First living patient receives genetically modified pig kidney in groundbreaking surgery

Photo: Massachusetts General Hospital

BOSTON — In a medical milestone, surgeons have successfully transplanted a kidney from a genetically modified pig into a living person, a procedure that took place at Massachusetts General Hospital, Boston doctors announced on Thursday.

Richard Slayman, a 62-year-old resident of Weymouth, Massachusetts, who is battling end-stage kidney disease, underwent the groundbreaking four-hour surgery on Saturday. The hospital, which shared the news as reported by NPR, stated that Slayman is recovering well and is slated for discharge on Saturday.
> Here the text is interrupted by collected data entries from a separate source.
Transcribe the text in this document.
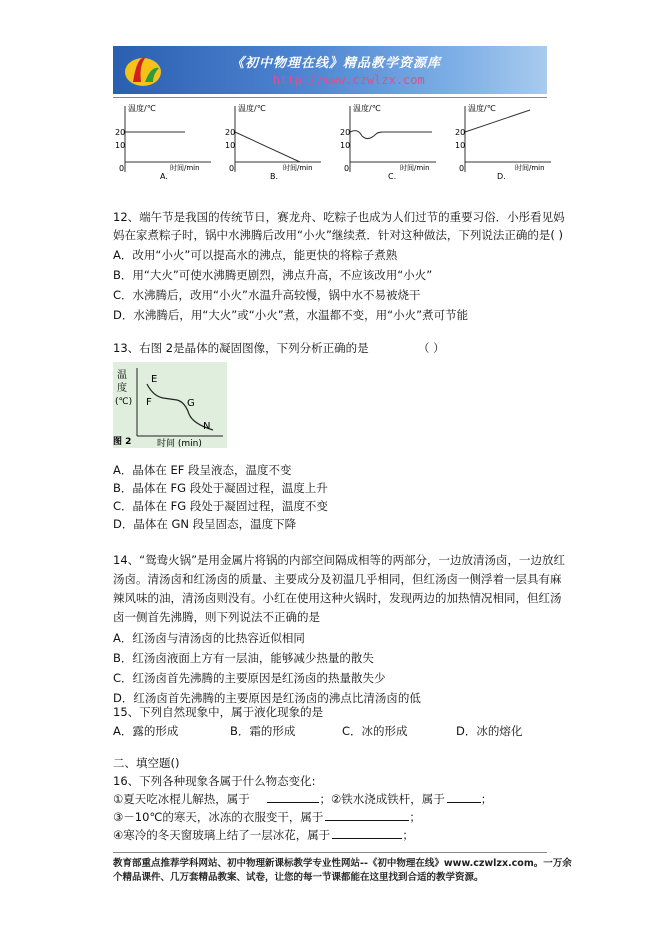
《初中物理在线》精品教学资源库
http://www.czwlzx.com
温度/℃
20
10
0	时间/min
A.
温度/℃
20
10
0	时间/min
B.
温度/℃
20
10
0	时间/min
C.
温度/℃
20
10
0	时间/min
D.
12、端午节是我国的传统节日，赛龙舟、吃粽子也成为人们过节的重要习俗．小彤看见妈
妈在家煮粽子时，锅中水沸腾后改用“小火”继续煮．针对这种做法，下列说法正确的是( )
A．改用“小火”可以提高水的沸点，能更快的将粽子煮熟
B．用“大火”可使水沸腾更剧烈，沸点升高，不应该改用“小火”
C．水沸腾后，改用“小火”水温升高较慢，锅中水不易被烧干
D．水沸腾后，用“大火”或“小火”煮，水温都不变，用“小火”煮可节能
13、右图 2是晶体的凝固图像，下列分析正确的是	（ ）
温
度
(℃)
E
F	G
N
图 2	时间 (min)
A．晶体在 EF 段呈液态，温度不变
B．晶体在 FG 段处于凝固过程，温度上升
C．晶体在 FG 段处于凝固过程，温度不变
D．晶体在 GN 段呈固态，温度下降
14、“鸳鸯火锅”是用金属片将锅的内部空间隔成相等的两部分，一边放清汤卤，一边放红
汤卤。清汤卤和红汤卤的质量、主要成分及初温几乎相同，但红汤卤一侧浮着一层具有麻
辣风味的油，清汤卤则没有。小红在使用这种火锅时，发现两边的加热情况相同，但红汤
卤一侧首先沸腾，则下列说法不正确的是
A．红汤卤与清汤卤的比热容近似相同
B．红汤卤液面上方有一层油，能够减少热量的散失
C．红汤卤首先沸腾的主要原因是红汤卤的热量散失少
D．红汤卤首先沸腾的主要原因是红汤卤的沸点比清汤卤的低
15、下列自然现象中，属于液化现象的是
A．露的形成	B．霜的形成	C．冰的形成	D．冰的熔化
二、填空题()
16、下列各种现象各属于什么物态变化:
①夏天吃冰棍儿解热，属于	；②铁水浇成铁杆，属于	；
③－10℃的寒天，冰冻的衣服变干，属于	；
④寒冷的冬天窗玻璃上结了一层冰花，属于	；
教育部重点推荐学科网站、初中物理新课标教学专业性网站--《初中物理在线》www.czwlzx.com。一万余
个精品课件、几万套精品教案、试卷，让您的每一节课都能在这里找到合适的教学资源。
Slayman, expressing his gratitude and optimism, said, “I saw it not only as a way to help me, but a way to provide hope for the thousands of people who need a transplant to survive,” in a statement issued by the hospital.

This pioneering procedure marks a significant advancement in the ongoing efforts to use genetically modified pigs as sources for kidneys, livers, hearts, and other organs. This initiative aims to mitigate the critical shortage of available organs for transplantation.

Biotech firms are actively competing to develop a supply of cloned pigs, genetically engineered to prevent rejection by the human immune system, avoid transmission of porcine viruses to humans, and eliminate other potential complications. NPR recently gained exclusive access to a research farm raising these animals for Revivicor Inc., a leading company based in Blacksburg, Virginia, participating in this race.

The kidney used in the Boston transplant was provided by a pig developed by eGenesis, located in Cambridge, Massachusetts. The eGenesis pigs have undergone 69 genetic modifications to ensure their organs are suitable for human transplantation. These alterations include protections against a pig virus and modifications to pig genes while introducing human genes to enhance compatibility with human patients.